A messenger caster riding with the healers for whatever reason. No matter, she helps my cause. “See?”

They don’t see. Not yet. But they will soon enough. Fates help us.

CHAPTER FIFTY-FIVE

GRACEN

The doors to the ballroom crack open and Boaz shoves Wendeline in. She stumbles, almost falls, before catching her footing. “Hurry up,” he barks, earning her jolt and several wide-eyed looks from the children. A few younger and more fragile ones begin to cry, and Sabrina rushes to their side to calm them before they stir a chorus.

I truly hate Captain Boaz. If I had to spend time with him, I think I could hate him as much as I hated Lord Danthrin. I do not understand why Atticus would not replace him with someone more like Kazimir.

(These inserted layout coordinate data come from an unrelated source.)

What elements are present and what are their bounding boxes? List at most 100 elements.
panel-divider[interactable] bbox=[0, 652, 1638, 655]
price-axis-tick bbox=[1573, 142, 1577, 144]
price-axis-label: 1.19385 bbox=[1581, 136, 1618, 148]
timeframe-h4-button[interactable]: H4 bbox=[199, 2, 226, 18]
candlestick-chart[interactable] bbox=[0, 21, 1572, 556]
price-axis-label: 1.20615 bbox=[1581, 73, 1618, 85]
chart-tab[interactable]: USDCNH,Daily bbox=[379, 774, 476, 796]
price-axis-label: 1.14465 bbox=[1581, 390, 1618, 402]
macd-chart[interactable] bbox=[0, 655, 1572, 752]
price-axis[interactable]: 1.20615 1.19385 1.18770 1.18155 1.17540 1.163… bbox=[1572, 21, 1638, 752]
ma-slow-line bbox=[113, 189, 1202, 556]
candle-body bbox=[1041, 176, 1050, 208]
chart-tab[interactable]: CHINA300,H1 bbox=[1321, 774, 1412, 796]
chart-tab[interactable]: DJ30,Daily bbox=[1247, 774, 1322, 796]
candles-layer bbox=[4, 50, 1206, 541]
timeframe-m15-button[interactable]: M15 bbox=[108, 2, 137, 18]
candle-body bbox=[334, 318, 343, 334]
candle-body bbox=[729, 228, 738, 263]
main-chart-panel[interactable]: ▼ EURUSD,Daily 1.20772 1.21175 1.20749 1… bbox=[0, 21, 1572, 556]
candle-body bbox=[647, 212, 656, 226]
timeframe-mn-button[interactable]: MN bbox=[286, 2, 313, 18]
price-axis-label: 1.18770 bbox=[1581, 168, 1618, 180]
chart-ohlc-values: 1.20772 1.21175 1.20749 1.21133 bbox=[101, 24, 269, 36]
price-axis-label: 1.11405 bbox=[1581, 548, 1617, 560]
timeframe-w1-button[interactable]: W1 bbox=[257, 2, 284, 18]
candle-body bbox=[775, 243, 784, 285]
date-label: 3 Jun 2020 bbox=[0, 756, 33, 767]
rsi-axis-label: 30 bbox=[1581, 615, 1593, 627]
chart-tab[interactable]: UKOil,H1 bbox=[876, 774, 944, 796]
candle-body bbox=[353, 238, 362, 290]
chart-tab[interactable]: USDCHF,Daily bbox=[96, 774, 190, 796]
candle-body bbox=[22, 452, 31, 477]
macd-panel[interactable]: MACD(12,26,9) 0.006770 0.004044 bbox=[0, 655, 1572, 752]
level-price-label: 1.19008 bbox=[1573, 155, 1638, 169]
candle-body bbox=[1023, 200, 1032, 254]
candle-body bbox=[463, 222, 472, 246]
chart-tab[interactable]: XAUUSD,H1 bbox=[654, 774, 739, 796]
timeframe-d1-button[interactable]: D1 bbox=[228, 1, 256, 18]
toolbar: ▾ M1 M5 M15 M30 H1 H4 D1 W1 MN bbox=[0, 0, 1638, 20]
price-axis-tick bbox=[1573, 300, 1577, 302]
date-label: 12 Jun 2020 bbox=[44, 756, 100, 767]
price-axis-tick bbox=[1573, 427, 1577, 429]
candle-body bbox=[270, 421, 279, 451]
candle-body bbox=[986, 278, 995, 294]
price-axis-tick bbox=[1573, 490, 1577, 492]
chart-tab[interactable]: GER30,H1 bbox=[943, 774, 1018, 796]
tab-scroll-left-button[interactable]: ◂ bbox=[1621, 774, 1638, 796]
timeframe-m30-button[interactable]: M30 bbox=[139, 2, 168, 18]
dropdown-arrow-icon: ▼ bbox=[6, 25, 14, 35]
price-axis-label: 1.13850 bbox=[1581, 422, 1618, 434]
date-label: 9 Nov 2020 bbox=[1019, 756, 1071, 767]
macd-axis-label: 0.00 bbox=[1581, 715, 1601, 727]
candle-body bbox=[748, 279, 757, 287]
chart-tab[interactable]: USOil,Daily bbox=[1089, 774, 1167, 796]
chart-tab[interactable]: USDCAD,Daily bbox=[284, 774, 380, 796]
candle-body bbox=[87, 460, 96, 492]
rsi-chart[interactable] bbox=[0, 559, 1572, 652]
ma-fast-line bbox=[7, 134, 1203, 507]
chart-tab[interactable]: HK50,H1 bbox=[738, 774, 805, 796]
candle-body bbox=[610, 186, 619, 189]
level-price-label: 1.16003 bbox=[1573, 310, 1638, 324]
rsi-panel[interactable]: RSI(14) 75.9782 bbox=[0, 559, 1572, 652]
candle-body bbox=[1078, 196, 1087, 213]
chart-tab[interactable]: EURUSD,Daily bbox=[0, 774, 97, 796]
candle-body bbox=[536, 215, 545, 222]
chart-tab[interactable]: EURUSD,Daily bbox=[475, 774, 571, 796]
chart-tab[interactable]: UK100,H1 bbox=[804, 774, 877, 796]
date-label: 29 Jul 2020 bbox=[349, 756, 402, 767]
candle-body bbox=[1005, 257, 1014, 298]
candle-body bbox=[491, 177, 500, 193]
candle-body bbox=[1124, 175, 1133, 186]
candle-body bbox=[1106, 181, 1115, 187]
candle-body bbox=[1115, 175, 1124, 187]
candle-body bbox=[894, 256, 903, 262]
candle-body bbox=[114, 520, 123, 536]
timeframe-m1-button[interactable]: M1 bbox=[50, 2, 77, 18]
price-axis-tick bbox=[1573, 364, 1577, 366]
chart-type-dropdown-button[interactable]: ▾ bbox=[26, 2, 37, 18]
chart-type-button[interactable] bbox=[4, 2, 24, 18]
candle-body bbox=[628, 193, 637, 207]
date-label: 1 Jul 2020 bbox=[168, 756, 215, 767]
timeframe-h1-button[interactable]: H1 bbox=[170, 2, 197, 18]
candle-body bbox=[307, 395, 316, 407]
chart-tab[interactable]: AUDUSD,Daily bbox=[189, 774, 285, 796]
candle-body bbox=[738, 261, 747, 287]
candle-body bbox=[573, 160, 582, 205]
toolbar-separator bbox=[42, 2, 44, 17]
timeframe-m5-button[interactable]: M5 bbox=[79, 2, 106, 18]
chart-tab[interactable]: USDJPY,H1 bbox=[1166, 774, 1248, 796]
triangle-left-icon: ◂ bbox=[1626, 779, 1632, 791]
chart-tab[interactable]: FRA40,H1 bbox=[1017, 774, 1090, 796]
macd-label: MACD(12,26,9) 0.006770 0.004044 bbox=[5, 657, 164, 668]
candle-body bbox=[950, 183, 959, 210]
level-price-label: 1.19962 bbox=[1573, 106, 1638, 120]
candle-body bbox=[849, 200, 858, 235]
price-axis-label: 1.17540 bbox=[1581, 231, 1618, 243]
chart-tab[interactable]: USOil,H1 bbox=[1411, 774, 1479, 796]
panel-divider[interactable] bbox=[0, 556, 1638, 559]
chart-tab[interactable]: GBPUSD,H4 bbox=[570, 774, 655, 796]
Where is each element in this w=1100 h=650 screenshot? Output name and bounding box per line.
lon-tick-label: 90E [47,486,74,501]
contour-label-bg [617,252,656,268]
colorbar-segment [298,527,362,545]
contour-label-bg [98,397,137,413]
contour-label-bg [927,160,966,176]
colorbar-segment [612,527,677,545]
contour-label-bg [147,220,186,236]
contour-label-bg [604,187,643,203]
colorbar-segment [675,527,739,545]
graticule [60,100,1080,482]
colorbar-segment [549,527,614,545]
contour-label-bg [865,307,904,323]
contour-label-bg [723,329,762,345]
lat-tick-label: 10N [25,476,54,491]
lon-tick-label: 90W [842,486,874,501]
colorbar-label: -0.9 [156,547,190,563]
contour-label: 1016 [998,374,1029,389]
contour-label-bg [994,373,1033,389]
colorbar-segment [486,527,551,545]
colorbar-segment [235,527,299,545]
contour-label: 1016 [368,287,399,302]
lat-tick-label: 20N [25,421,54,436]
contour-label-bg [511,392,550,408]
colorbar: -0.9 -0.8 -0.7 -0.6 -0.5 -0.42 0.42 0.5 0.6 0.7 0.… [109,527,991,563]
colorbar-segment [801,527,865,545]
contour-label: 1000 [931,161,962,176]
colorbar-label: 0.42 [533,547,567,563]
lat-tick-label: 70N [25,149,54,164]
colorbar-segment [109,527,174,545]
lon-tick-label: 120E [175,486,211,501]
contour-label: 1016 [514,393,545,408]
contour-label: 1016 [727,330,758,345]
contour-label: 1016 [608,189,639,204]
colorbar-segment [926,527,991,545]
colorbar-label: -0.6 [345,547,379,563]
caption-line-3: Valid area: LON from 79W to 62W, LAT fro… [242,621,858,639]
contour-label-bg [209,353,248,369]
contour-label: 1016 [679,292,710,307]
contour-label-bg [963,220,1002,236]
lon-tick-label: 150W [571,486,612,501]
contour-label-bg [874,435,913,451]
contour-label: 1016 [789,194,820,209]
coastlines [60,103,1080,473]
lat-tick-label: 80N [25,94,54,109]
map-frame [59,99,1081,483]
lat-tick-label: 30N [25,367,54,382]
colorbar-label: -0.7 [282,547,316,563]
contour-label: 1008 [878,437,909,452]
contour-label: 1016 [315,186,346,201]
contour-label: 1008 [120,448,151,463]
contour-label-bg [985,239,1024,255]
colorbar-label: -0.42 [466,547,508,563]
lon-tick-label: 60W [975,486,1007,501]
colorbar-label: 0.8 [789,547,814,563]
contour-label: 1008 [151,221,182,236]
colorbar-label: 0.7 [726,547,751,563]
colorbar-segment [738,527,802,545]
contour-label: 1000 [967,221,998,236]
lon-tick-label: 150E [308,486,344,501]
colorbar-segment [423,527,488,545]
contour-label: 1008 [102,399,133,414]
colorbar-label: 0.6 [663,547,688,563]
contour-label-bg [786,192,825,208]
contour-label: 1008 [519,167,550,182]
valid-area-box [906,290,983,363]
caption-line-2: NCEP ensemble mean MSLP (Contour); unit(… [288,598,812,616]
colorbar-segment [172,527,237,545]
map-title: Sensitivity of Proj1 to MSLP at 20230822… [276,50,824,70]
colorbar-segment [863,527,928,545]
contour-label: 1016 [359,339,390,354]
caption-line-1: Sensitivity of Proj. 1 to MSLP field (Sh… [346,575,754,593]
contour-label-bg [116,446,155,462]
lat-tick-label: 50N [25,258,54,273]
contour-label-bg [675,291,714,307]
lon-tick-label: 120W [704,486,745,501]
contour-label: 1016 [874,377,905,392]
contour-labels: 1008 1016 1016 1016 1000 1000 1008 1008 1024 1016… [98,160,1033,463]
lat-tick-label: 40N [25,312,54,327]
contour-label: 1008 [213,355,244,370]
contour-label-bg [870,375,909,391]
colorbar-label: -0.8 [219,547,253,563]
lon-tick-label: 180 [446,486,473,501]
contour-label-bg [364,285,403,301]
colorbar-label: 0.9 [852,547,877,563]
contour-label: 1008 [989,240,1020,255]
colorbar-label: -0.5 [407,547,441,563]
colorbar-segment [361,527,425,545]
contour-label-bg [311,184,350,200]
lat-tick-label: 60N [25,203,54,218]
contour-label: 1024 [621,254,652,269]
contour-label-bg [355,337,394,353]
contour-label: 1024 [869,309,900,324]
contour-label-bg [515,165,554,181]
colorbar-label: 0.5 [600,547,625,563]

Wendeline’s face is drawn, her eyes bloodshot as she surveys the mortal children huddled in their makeshift beds. They didn’t give her enough time to rest. She looks minutes from collapsing. Finally, she spots me waving at her and she moves my way, her body hunched.

A mixture of guilt and relief swells inside me for my scheming this morning. I waited until Atticus was at the door before asking to send her, praying he wouldn’t sense my inner turmoil, telling myself over and over again that some of the children do have scrapes and cuts. They could use her healing touch.